Paraissant à l’occasion de la rétrospective Calder à la Fondation Vuitton (Paris), son dernier ouvrage, Pas de deux, procède d’un double régime d’écriture, la voix du narrateur critique d’art alternant avec celle, inventée, de Louisa, la femme du sculpteur génial, appelé Sandy, s’adressant par des lettres sur un ton de noble confidence à un ou une inconnu.e.
D’un côté donc des informations biographiques, une étude de l’œuvre et du parcours de l’artiste ; de l’autre côté, des précisions plus intimes, des faits, des affects, la fréquentation des amis, un biais plus psychologique, mais aussi le portrait d’une femme forte, singulière, considérant l’assassinat de Kennedy à Dallas en 1963 comme une catastrophe pour son pays.
Calder ? une figure de l’avant-garde se présentant sous les atours d’un bricoleur adorant le cirque, d’un être débonnaire cherchant le juste point d’équilibre, « un forgeron de libellules géantes » pour son ami André Masson.
Cette notion d’équilibre dans le mouvement perpétuel est au cœur de ce volume se lisant avec beaucoup de bonheur, en amitié avec un homme dont la transparence reste finalement un secret.

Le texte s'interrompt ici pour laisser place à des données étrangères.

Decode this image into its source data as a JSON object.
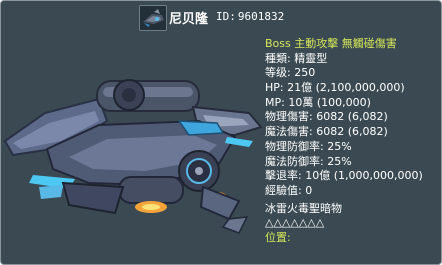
{
  "header": {
    "name": "尼贝隆",
    "id_label": "ID:",
    "id_value": "9601832"
  },
  "stats": {
    "tags": "Boss 主動攻擊 無觸碰傷害",
    "type_label": "種類:",
    "type_value": "精靈型",
    "level_label": "等级:",
    "level_value": "250",
    "hp_label": "HP:",
    "hp_value": "21億 (2,100,000,000)",
    "mp_label": "MP:",
    "mp_value": "10萬 (100,000)",
    "phys_dmg_label": "物理傷害:",
    "phys_dmg_value": "6082 (6,082)",
    "mag_dmg_label": "魔法傷害:",
    "mag_dmg_value": "6082 (6,082)",
    "phys_def_label": "物理防御率:",
    "phys_def_value": "25%",
    "mag_def_label": "魔法防御率:",
    "mag_def_value": "25%",
    "knockback_label": "擊退率:",
    "knockback_value": "10億 (1,000,000,000)",
    "exp_label": "經驗值:",
    "exp_value": "0",
    "elements": "冰雷火毒聖暗物",
    "element_marks": "△△△△△△△",
    "location_label": "位置:"
  }
}
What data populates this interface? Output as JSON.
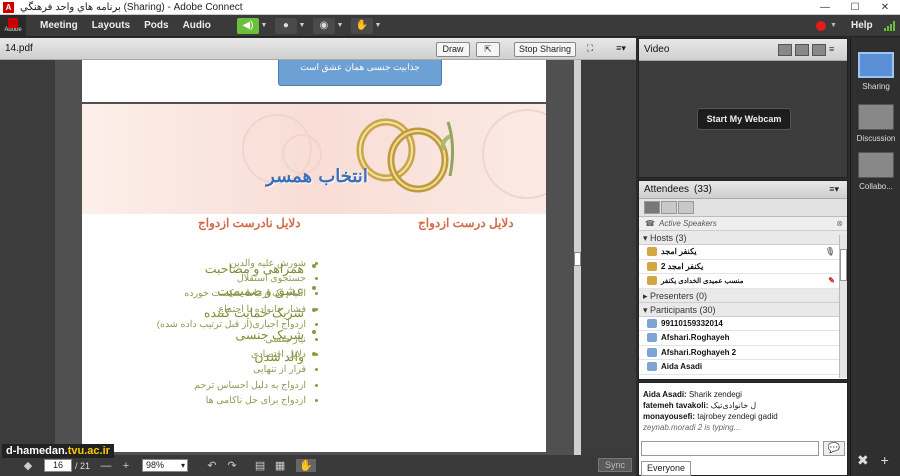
{
  "window": {
    "title": "برنامه هاي واحد فرهنگي (Sharing) - Adobe Connect",
    "minimize": "—",
    "maximize": "☐",
    "close": "✕"
  },
  "menubar": {
    "logo": "Adobe",
    "items": [
      "Meeting",
      "Layouts",
      "Pods",
      "Audio"
    ],
    "help": "Help"
  },
  "share_pod": {
    "title": "14.pdf",
    "draw_label": "Draw",
    "stop_sharing_label": "Stop Sharing",
    "menu_icon": "≡▾"
  },
  "prev_slide_text": "جذابیت جنسی همان عشق است",
  "slide": {
    "title": "انتخاب همسر",
    "col_right_heading": "دلایل درست ازدواج",
    "col_left_heading": "دلایل نادرست ازدواج",
    "right_items": [
      "همراهی و مصاحبت",
      "عشق و صمیمیت",
      "شریک حمایت کننده",
      "شریک جنسی",
      "والد شدن"
    ],
    "left_items": [
      "شورش علیه والدین",
      "جستجوی استقلال",
      "التیام یک ارتباط شکست خورده",
      "فشار خانواده یا اجتماع",
      "ازدواج اجباری(از قبل ترتیب داده شده)",
      "نیاز جنسی",
      "دلایل اقتصادی",
      "فرار از تنهایی",
      "ازدواج به دلیل احساس ترحم",
      "ازدواج برای حل ناکامی ها"
    ]
  },
  "viewer_bottom": {
    "page_current": "16",
    "page_total": "/ 21",
    "zoom": "98%",
    "sync_label": "Sync"
  },
  "watermark": {
    "main": "d-hamedan.",
    "accent": "tvu.ac.ir"
  },
  "video_pod": {
    "title": "Video",
    "webcam_button": "Start My Webcam"
  },
  "attendees": {
    "title": "Attendees",
    "count": "(33)",
    "active_speakers": "Active Speakers",
    "hosts_header": "▾ Hosts (3)",
    "hosts": [
      "یکنفر امجد",
      "یکنفر امجد 2",
      "منسب عمیدی الخدادی یکنفر"
    ],
    "presenters_header": "▸ Presenters (0)",
    "participants_header": "▾ Participants (30)",
    "participants": [
      "99110159332014",
      "Afshari.Roghayeh",
      "Afshari.Roghayeh 2",
      "Aida Asadi"
    ]
  },
  "chat": {
    "lines": [
      {
        "name": "Aida Asadi:",
        "text": " Sharik zendegi"
      },
      {
        "name": "fatemeh tavakoli:",
        "text": " ل خانوادی‌تیک"
      },
      {
        "name": "monayousefi:",
        "text": " tajrobey zendegi gadid"
      }
    ],
    "typing": "zeynab.moradi 2 is typing...",
    "tab_label": "Everyone"
  },
  "layouts_panel": {
    "items": [
      "Sharing",
      "Discussion",
      "Collabo..."
    ]
  },
  "colors": {
    "speaker_green": "#6cbf3c",
    "record_red": "#e21b1b",
    "title_blue": "#3d6fb8",
    "heading_orange": "#d36a45",
    "list_olive": "#7d8f32"
  }
}
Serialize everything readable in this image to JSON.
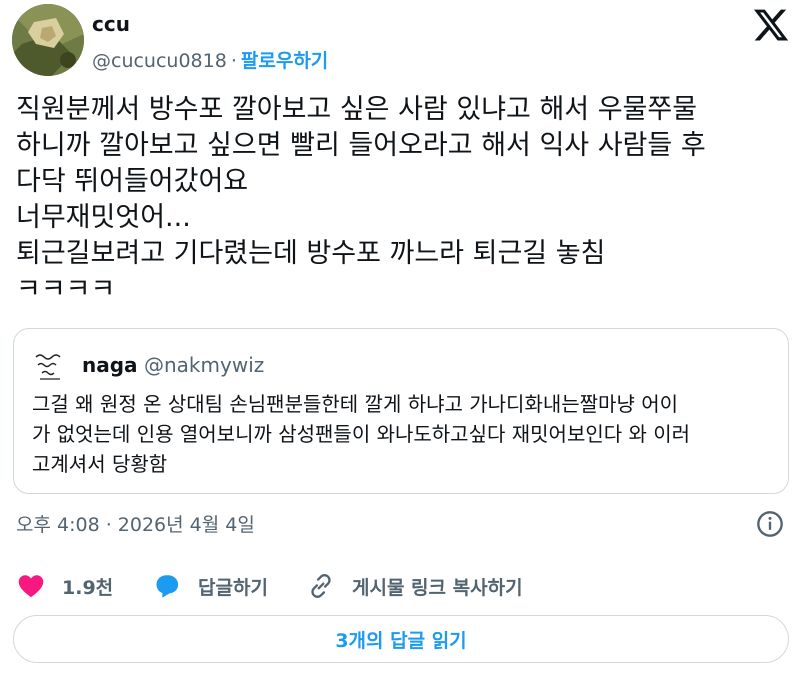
{
  "author": {
    "name": "ccu",
    "handle": "@cucucu0818",
    "separator": "·",
    "follow_label": "팔로우하기"
  },
  "tweet": {
    "text": "직원분께서 방수포 깔아보고 싶은 사람 있냐고 해서 우물쭈물\n하니까 깔아보고 싶으면 빨리 들어오라고 해서 익사 사람들 후\n다닥 뛰어들어갔어요\n너무재밋엇어...\n퇴근길보려고 기다렸는데 방수포 까느라 퇴근길 놓침\nㅋㅋㅋㅋ"
  },
  "quote": {
    "name": "naga",
    "handle": "@nakmywiz",
    "text": "그걸 왜 원정 온 상대팀 손님팬분들한테 깔게 하냐고 가나디화내는짤마냥 어이\n가 없엇는데 인용 열어보니까 삼성팬들이 와나도하고싶다 재밋어보인다 와 이러\n고계셔서 당황함"
  },
  "meta": {
    "timestamp": "오후 4:08 · 2026년 4월 4일"
  },
  "actions": {
    "like_count": "1.9천",
    "reply_label": "답글하기",
    "copy_link_label": "게시물 링크 복사하기"
  },
  "replies_button_label": "3개의 답글 읽기",
  "colors": {
    "accent": "#1d9bf0",
    "like": "#f91880",
    "text": "#0f1419",
    "muted": "#536471",
    "border": "#cfd9de"
  }
}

Ses mobile et stabile – les termes ont été inventés par son complice Marcel Duchamp – se trouvent un peu partout sur la planète : ils font la joie des enfants, des poètes, et des êtres dont la rationalité mercantile n’a pas totalement étouffé la part de merveilleux en eux.
Sa première grande rétrospective au MoMA en 1943 fut un grand succès, les commandes publiques se multipliant d’année en année.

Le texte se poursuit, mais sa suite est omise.